Confusion about fate of detained Egyptian journalist Ismail Alexandrani
Reporters Without Borders (RSF) urges the Egyptian authorities to quickly clarify the status of Ismail Alexandrani, an investigative journalist and researcher specializing in the Sinai, after a military spokesman denied that a Cairo military court sentenced him in his absence to ten years in prison on 22 May. RSF reiterates its call for him to be released without delay.
Ismail Alexandrani, who learned about the reported sentence from his wife when she visited him in prison on 23 May, did not attend the 22 May hearing at which, according to certain sources, a total of 20 defendants were convicted (18 of them in absentia) of divulging secrets involving national security in the Sinai Peninsula and belonging to a banned group (the Muslim Brotherhood).
However, when reached by RSF on 22 May, army spokesman Tamer al Refai was emphatic that Alexandrani had not been convicted and that his case was still being investigated.
The day after the reported sentence, prison authorities had not been notified of any change in the status of Alexandrani, who continues to be in provisional detention, as he has since 29 November 2015, when he was arrested on landing at the Red Sea city of Hurghada’s airport.

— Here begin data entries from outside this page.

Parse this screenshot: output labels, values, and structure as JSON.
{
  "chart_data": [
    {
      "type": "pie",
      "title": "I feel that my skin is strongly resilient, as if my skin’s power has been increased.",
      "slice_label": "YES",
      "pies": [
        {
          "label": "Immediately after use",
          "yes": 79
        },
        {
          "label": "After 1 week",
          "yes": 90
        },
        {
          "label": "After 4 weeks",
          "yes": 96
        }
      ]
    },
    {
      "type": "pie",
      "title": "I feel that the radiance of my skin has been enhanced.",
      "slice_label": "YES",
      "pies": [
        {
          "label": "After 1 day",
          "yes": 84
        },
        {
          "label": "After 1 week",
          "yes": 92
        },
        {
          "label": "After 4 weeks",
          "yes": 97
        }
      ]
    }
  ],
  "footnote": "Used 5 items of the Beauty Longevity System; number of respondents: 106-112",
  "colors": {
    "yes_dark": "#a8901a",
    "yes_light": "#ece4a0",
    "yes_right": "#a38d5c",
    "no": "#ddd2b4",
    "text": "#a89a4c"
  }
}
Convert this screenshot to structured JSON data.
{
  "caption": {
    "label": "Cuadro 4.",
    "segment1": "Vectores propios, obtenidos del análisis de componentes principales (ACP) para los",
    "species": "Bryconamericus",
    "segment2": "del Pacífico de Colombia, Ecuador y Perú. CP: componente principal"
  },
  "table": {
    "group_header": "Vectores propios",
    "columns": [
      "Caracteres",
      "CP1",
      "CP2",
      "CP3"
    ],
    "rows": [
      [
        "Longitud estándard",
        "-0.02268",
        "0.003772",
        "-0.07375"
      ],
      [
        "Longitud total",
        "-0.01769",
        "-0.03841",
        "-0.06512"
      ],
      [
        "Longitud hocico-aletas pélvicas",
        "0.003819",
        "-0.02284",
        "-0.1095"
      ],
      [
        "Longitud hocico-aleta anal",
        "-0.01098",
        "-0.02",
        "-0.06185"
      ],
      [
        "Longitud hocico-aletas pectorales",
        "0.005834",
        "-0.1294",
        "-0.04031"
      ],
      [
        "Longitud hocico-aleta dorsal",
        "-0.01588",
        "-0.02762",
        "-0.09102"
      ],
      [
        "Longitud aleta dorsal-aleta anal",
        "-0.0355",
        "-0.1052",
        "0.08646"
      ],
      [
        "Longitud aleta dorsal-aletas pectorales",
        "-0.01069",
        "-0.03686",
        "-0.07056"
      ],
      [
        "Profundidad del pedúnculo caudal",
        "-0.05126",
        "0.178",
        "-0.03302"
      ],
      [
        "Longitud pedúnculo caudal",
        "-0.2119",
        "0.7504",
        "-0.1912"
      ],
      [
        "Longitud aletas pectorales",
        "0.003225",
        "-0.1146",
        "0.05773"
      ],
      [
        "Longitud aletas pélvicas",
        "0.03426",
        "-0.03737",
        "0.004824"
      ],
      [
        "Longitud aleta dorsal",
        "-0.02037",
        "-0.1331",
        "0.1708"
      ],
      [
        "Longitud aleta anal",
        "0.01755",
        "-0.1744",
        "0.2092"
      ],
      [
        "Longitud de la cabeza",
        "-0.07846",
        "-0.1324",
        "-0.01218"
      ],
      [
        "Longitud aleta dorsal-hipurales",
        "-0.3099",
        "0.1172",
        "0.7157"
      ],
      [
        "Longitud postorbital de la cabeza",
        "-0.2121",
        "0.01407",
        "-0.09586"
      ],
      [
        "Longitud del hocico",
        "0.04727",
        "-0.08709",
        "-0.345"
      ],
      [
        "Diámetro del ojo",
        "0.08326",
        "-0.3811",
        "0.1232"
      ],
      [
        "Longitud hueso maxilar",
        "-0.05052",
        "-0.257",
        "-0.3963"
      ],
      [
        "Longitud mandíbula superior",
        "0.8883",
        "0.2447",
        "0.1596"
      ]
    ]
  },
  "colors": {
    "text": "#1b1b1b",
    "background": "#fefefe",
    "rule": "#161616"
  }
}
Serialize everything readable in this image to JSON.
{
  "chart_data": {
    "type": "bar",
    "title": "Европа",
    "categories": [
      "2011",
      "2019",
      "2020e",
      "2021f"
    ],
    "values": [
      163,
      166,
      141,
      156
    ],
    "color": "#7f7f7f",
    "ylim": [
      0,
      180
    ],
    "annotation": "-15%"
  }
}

“Has Ismail Alexandrani been convicted without even attending his trial or is he just the victim of a strange judicial mix-up?” said Sophie Anmuth, the head of RSF’s Middle East desk. “The confusion and uncertainty is yet another ordeal for this journalist, who has already spent nearly two and a half years in provisional detention just for doing his job to research and share information. Journalists and civilians in general should not be judged in military courts. We call on the Egyptian authorities to clarify his status and free him without delay.”
After Alexandrani’s provisional detention exceeded Egypt’s maximum legal limit of two years last December, his case was transferred to the military justice system.
Alexandrani’s real name is Ismail Al Sayed Mohamed Omar Toufic. His choice of pseudonym alludes to his birthplace, the city of Alexandria. As Ismail Alexandrani, he is well known as a researcher and journalist who has specialized in writing about Jihadi groups in the North Sinai. He is also known as a critic of the government and the army’s role in politics.
A nominee for the RSF’s Press Freedom Prize in 2016, he is a research fellow at the Arab Reform Initiative in Paris and was a visiting fellow at the Woodrow Wilson Centre in Washington. He has reported for MadaMasr, Safir Arabi, Al Jazeera English, the Forum for Arab and International Relations and the French magazine Orient XXI.
At least 34 journalists are currently detained in connection with their work in Egypt, which is ranked 161st out of 180 countries in RSF's 2018 World Press Freedom Index.